Perhaps it's true they don't care. Few of them vote and hardly any join a political party. But a better indication of a generation's attitude towards political ideas may be the nature and popularity of its music. I've seen campaigning events ruined because the older generation are allowed to control the music. Half way through an evening for Palestinian rights, there'll be some Algerian folk singer, who says: "Now I sing song and I like everyone join in with chorus. It goes 'Everyone in my village has been shot dead'. We sing this three times and then sing 'I would rather be eaten by poisonous sand-flies of the desert than carry on living'. Now let's try practice."
Just as post-war radicals dismissed the protest songs of the Sixties as degenerate, and then hippies derided punk as ignorant, it's easy now to miss a trend in teenage music, especially hip-hop, that suggests they're more articulate and political than is normally recognised.
The difficulty is that hip-hop, on the face of it, has become a platform for promoting the adoration of advertising and wealth. If historians of the future have nothing to go on except videos from MTV, they'll be under the impression that black men in America spent all day in red silk suits, and walking across to their ex-girlfriend who's sipping cocktails by a swimming pool to plead with them to come back as they're sorry and to prove it they've bought them a BMW made out of diamonds. Then she would giggle and her nine friends in bikinis would wiggle their arses by the diving board. And in 2006 that's how everyone got through the afternoons in Harlem.
American hip-hop is so obsessed with wealth, by now the financial reports are probably read out by 50 Cent. And his next album will be calledTransfer yo' investment bonds into long-term equity before March 31st to avoid Capital Gains Tax on the interest, bitch.
But as hip-hop has become so grubbily materialistic in the country it came from, around the world it's become the angry voice of disaffected youth.
Across the Middle East, rappers display fury at the American and Israeli governments, and at their own leaders. This is the soundtrack of a modern protest movement. There are dozens of Palestinian rappers, and it's unlikely their aim is to launch a new line of trainers in Jenin.
And there'd be little point in holding a "Puff Daddy"-style showbiz party in Gaza, with the celebrities screaming "Oh look in my goody bag - a slice of bread AND a biscuit."

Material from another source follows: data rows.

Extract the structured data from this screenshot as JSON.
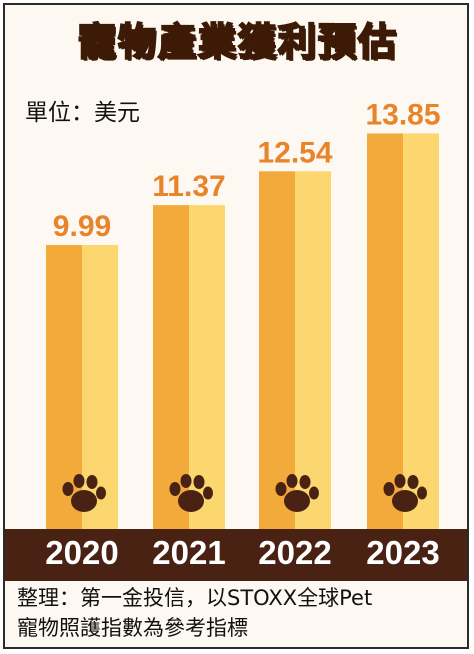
{
  "title": "寵物產業獲利預估",
  "unit_label": "單位：美元",
  "source": {
    "line1": "整理：第一金投信，以STOXX全球Pet",
    "line2": "寵物照護指數為參考指標"
  },
  "colors": {
    "bar_left": "#f2aa3a",
    "bar_right": "#fcd66e",
    "value_label": "#e8842a",
    "paw": "#4a2213",
    "band": "#4a2213",
    "title": "#7a3b12"
  },
  "icons": [
    "paw-icon"
  ],
  "chart_data": {
    "type": "bar",
    "categories": [
      "2020",
      "2021",
      "2022",
      "2023"
    ],
    "values": [
      9.99,
      11.37,
      12.54,
      13.85
    ],
    "value_labels": [
      "9.99",
      "11.37",
      "12.54",
      "13.85"
    ],
    "title": "寵物產業獲利預估",
    "unit": "單位：美元",
    "xlabel": "",
    "ylabel": "",
    "grid": false,
    "legend": "none"
  }
}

Similarly, across South America rap has become the youthful voice of confrontation. La Paz, the Bolivian capital, has apparently been packed with rappers since the protests that forced out the pro-American president. And in Colombia bands such as the Zona Marginals express their less-than-supportive thoughts about George Bush to a disarmingly tangoesque backing.

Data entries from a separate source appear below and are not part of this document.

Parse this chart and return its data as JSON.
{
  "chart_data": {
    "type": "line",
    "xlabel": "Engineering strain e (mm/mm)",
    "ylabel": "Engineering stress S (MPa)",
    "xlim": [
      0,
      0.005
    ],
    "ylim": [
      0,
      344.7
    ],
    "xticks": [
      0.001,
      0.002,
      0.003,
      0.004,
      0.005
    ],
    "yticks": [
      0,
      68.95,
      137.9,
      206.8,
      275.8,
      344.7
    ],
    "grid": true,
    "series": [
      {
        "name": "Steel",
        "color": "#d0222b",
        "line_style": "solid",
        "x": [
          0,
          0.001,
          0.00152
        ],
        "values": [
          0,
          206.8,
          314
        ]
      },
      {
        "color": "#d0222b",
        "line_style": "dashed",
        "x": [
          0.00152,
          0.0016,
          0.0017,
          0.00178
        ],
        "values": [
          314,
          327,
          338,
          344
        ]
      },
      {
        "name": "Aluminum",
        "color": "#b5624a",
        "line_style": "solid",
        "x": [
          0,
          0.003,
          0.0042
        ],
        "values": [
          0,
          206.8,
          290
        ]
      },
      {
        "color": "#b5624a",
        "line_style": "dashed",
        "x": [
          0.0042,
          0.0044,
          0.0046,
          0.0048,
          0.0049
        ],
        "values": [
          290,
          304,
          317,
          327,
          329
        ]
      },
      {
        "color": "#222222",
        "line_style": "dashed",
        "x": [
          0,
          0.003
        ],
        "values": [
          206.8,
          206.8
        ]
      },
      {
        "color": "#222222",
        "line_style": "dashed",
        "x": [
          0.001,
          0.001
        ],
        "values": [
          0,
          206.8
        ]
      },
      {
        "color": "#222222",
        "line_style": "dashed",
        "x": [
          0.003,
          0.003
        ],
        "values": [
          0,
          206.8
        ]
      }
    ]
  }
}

Obviously I'm relying on the sleeve notes to a certain extent as I don't speak Spanish, so it's possible I've misinterpreted the whole thing and they're singing "Gimme gimme gimme a man after Midnight", but I don't think so.

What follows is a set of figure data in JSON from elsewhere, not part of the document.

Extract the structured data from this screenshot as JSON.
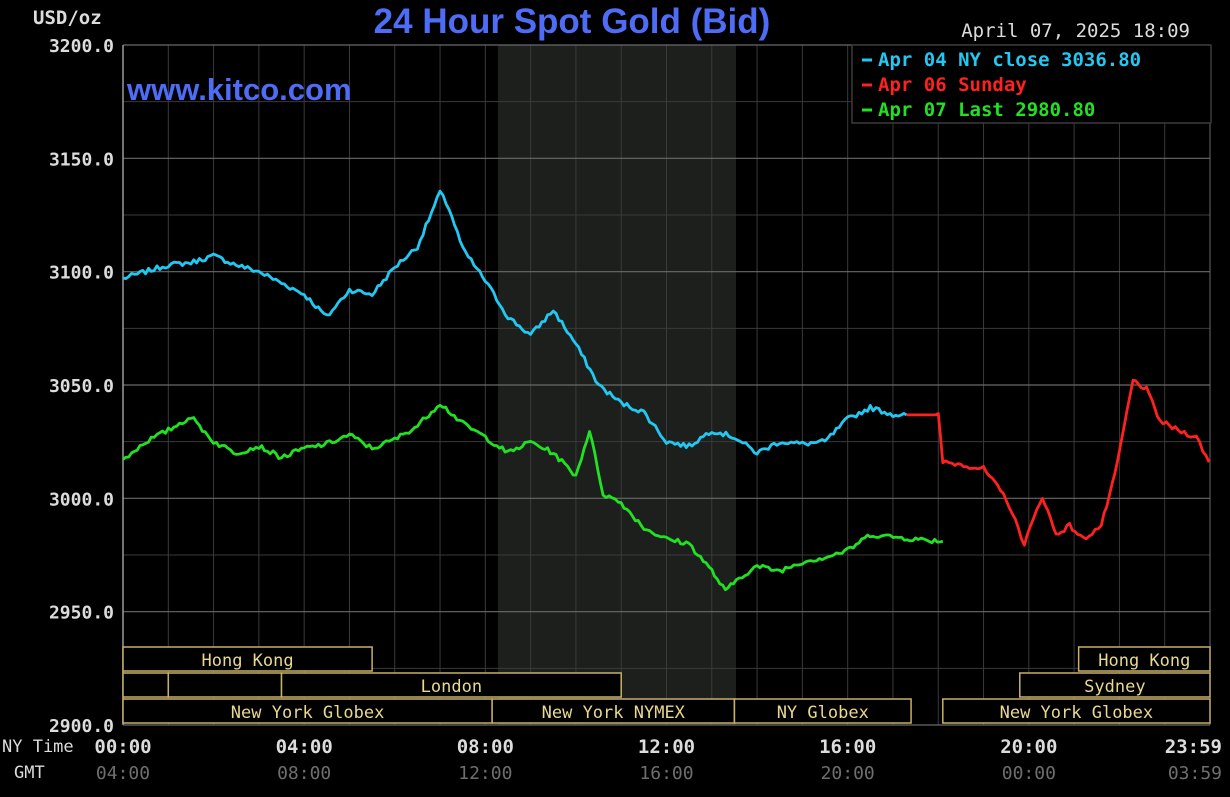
{
  "chart_data": {
    "type": "line",
    "title": "24 Hour Spot Gold (Bid)",
    "watermark": "www.kitco.com",
    "unit_label": "USD/oz",
    "timestamp": "April 07, 2025 18:09",
    "ylim": [
      2900,
      3200
    ],
    "y_ticks": [
      "3200.0",
      "3150.0",
      "3100.0",
      "3050.0",
      "3000.0",
      "2950.0",
      "2900.0"
    ],
    "x_row_labels": [
      "NY Time",
      "GMT"
    ],
    "x_ticks_ny": [
      "00:00",
      "04:00",
      "08:00",
      "12:00",
      "16:00",
      "20:00",
      "23:59"
    ],
    "x_ticks_gmt": [
      "04:00",
      "08:00",
      "12:00",
      "16:00",
      "20:00",
      "00:00",
      "03:59"
    ],
    "legend": [
      {
        "text": "Apr 04 NY close 3036.80",
        "color": "#22c8f2"
      },
      {
        "text": "Apr 06 Sunday",
        "color": "#ff2020"
      },
      {
        "text": "Apr 07 Last 2980.80",
        "color": "#22e022"
      }
    ],
    "series": [
      {
        "color": "#22c8f2",
        "x": [
          0,
          0.5,
          1,
          1.5,
          2,
          2.5,
          3,
          3.5,
          4,
          4.5,
          5,
          5.5,
          6,
          6.5,
          7,
          7.2,
          7.5,
          8,
          8.5,
          9,
          9.5,
          10,
          10.5,
          11,
          11.5,
          12,
          12.5,
          13,
          13.5,
          14,
          14.5,
          15,
          15.5,
          16,
          16.5,
          17,
          17.3
        ],
        "values": [
          3097,
          3100,
          3103,
          3104,
          3107,
          3103,
          3100,
          3095,
          3090,
          3080,
          3092,
          3090,
          3102,
          3111,
          3135,
          3128,
          3110,
          3096,
          3080,
          3072,
          3083,
          3068,
          3050,
          3042,
          3038,
          3025,
          3023,
          3030,
          3027,
          3020,
          3025,
          3024,
          3025,
          3035,
          3040,
          3037,
          3036.8
        ]
      },
      {
        "color": "#ff2020",
        "x": [
          17.3,
          18,
          18.1,
          18.5,
          19,
          19.5,
          19.9,
          20.3,
          20.6,
          20.9,
          21.2,
          21.4,
          21.6,
          21.9,
          22.3,
          22.6,
          22.9,
          23.3,
          23.7,
          23.98
        ],
        "values": [
          3036.8,
          3036.8,
          3016,
          3015,
          3013,
          3000,
          2980,
          3001,
          2984,
          2988,
          2982,
          2985,
          2988,
          3010,
          3052,
          3048,
          3034,
          3030,
          3027,
          3016
        ]
      },
      {
        "color": "#22e022",
        "x": [
          0,
          0.5,
          1,
          1.5,
          2,
          2.5,
          3,
          3.5,
          4,
          4.5,
          5,
          5.5,
          6,
          6.5,
          7,
          7.5,
          8,
          8.5,
          9,
          9.5,
          10,
          10.3,
          10.6,
          11,
          11.5,
          12,
          12.5,
          13,
          13.3,
          13.6,
          14,
          14.5,
          15,
          15.5,
          16,
          16.5,
          17,
          17.5,
          18.1
        ],
        "values": [
          3017,
          3025,
          3030,
          3036,
          3025,
          3020,
          3023,
          3018,
          3022,
          3024,
          3028,
          3022,
          3026,
          3032,
          3042,
          3033,
          3027,
          3020,
          3025,
          3020,
          3010,
          3030,
          3002,
          2998,
          2987,
          2982,
          2980,
          2968,
          2959,
          2965,
          2970,
          2968,
          2972,
          2974,
          2977,
          2984,
          2983,
          2982,
          2981
        ]
      }
    ],
    "sessions": [
      {
        "label": "Hong Kong"
      },
      {
        "label": "London"
      },
      {
        "label": "New York Globex"
      },
      {
        "label": "New York NYMEX"
      },
      {
        "label": "NY Globex"
      },
      {
        "label": "Hong Kong"
      },
      {
        "label": "Sydney"
      },
      {
        "label": "New York Globex"
      }
    ]
  }
}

And in Britain the same trend has taken place, creating a hip-hop that's unmistakably British, articulate and full of opposition. The rapper Lowkey has made an album that describes beautifully the the experience of being a teenage Muslim in London since the bombings. And the eloquent Plan B deliver a powerfully moving portrait of modern London, that even starts: "Listen up you get me."
None of this would be possible unless there was at least a layer of modern youth, around the world, seething about the corporate warmongering world presented to them as the only option.
And the brilliant thing is, no older generation can go and see them live even if they want to. Because they'd instantly assume you were either the drug squad, or there to check on your daughter, or someone who should never have been released having once been exposed in the News of the World.